Don’t criticize Stalin on his birthday, Russia’s Communist Party asks nation


MOSCOW (AP) — The Russian Communist Party asked the nation Monday for a daylong moratorium on criticizing Soviet dictator Josef Stalin as they celebrate his 130th birthday.

Despite overseeing political purges and widespread famine that killed millions of Soviet citizens, Stalin is still embraced by many Russians nostalgic for Soviet times.

His popularity has even risen in recent years amid a Kremlin-backed campaign to burnish his image as the man who led the nation to victory in World War II.

“We would very much like for any discussion of the mistakes of the Stalin epoch to be silenced today, so that people could reflect on Stalin’s personality as a creator, a thinker and a patriot,” Communist deputy parliament speaker Ivan Melnikov said on the party’s Web site. The Communists represent the country’s second-most-powerful political party after Prime Minister Vladimir Putin’s United Russia.

Hundreds of Communists laid flowers Monday at Stalin’s grave on Moscow’s Red Square, and about 3,000 people attended an evening concert in his honor. In his home town of Gori in what is now independent Georgia, a few hundred admirers including his grandson marched to a towering statue of the dictator in the main square.

Stalin — born as Josef Dzhugashvili on Dec. 21, 1879 — was among the leaders of the Bolshevik Revolution and maneuvered to discredit his rivals and consolidate control of the Communist Party of the Soviet Union after the 1924 death of its first leader, Vladimir Lenin. Stalin ruled with an iron fist until his own death in 1953, having unleashed brutal purges that killed millions of people. Millions more died in a famine triggered by his brutal collectivization of agriculture and confiscation of grain to fund the frenetic industrialization drive.

His legacy of repression and persecution, however, became fully known in Russia only after the last Soviet leader, Mikhail Gorbachev, lifted the taboo against criticizing Stalin as part of the 1980s perestroika campaign of political and economic reforms that precipitated the Soviet Union’s 1991 collapse.

A core of followers, mainly elderly people educated before perestroika, nevertheless upholds that Stalin was a valiant leader whose iron grip on the nation was needed to ensure security and industrial growth.

“In Stalin’s name, our grandfathers and grandmothers went into battle, they died with his name on their lips. They built our country’s industry, so for them, Stalin means a lot,” said Yevgeny Teterev, a member of the Young Communist Organization laying flowers at Stalin’s grave.

“What does he mean for me? First of all, he is a great personality of global dimensions,” Teterev said.

Most Russians — 54 percent — have a high opinion of Stalin’s leadership qualities, according to a survey released Friday by state-run polling agency VTsIOM, and only 23 percent rate his personal character traits as below average. The survey questioned 1,600 people nationwide Dec. 5-6 and gave a margin of error of plus or minus 3.4 percentage points.

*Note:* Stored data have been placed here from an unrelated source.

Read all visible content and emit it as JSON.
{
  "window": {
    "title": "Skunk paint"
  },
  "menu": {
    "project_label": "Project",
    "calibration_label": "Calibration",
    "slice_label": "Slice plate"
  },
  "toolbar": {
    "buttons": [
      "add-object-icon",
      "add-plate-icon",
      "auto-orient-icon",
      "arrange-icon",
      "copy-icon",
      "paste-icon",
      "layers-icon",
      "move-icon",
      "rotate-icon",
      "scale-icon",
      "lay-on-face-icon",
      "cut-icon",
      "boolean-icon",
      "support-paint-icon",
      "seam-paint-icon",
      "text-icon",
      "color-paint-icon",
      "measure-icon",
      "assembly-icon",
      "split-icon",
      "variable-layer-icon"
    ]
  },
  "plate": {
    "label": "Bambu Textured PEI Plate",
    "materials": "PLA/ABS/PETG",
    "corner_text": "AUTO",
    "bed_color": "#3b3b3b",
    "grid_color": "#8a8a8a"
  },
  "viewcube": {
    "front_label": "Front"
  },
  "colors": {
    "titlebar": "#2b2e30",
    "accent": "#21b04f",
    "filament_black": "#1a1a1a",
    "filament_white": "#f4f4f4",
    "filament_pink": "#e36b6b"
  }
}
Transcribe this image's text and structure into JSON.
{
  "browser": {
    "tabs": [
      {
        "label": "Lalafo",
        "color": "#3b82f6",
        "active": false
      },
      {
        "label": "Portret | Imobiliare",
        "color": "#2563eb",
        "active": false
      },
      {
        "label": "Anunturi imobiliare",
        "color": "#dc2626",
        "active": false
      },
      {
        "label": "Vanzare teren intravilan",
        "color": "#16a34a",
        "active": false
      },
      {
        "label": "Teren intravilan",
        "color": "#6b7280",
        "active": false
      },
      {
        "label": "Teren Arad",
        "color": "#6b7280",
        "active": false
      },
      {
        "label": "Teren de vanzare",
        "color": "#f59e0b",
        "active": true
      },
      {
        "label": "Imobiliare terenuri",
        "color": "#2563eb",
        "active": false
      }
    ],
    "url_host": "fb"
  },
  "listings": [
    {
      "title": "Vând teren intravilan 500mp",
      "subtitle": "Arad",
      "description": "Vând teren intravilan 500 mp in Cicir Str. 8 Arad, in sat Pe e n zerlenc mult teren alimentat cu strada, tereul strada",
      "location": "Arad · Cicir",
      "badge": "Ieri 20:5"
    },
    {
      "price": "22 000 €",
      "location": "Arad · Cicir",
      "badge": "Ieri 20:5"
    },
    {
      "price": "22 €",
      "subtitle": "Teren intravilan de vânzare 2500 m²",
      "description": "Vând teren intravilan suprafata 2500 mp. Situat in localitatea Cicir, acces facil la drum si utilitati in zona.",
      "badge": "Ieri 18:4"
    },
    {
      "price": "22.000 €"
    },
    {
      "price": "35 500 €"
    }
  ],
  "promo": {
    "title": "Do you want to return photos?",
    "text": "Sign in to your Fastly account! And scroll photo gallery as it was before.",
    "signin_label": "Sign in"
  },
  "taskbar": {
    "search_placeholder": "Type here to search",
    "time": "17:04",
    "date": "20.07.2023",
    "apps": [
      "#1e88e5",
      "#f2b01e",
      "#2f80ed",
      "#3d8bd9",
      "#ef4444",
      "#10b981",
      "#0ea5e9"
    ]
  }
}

Putin, like the Communists, has made efforts to rehabilitate Stalin’s image, lauding his drive to industrialize the Soviet Union and his victory over the Nazis as deserving of respect despite the human cost.

“In my view, you cannot make one gross assessment,” Putin said during his annual live radio and TV call-in show on Dec. 3. “Any historical events need to be analyzed in their entirety.”

Some have criticized Putin’s drive as an effort to whitewash history and paint Stalin in a positive light in order to justify the Kremlin’s own growing power and retreat from democracy.

Even President Dmitry Medvedev has taken a more critical stand against Stalinism — a sign that the issue is still debated among both Russia’s political elite as well as its populace.

“It is impossible to imagine the scale of the terror inflicted on the people of our country,” Medvedev said in his video blog Oct. 30, the day commemorating the victims of Stalinist repression. “I am convinced that no national development, no success, no ambitions can be achieved at the price of human suffering and death.”

The remarks represent perhaps the Kremlin’s strongest condemnation of Soviet repression since Putin, Medvedev’s predecessor, became president almost a decade ago.

The leader of the opposition Yabloko party, Sergei Mitrokhin, warned against reading too much into Medvedev’s more liberal rhetoric.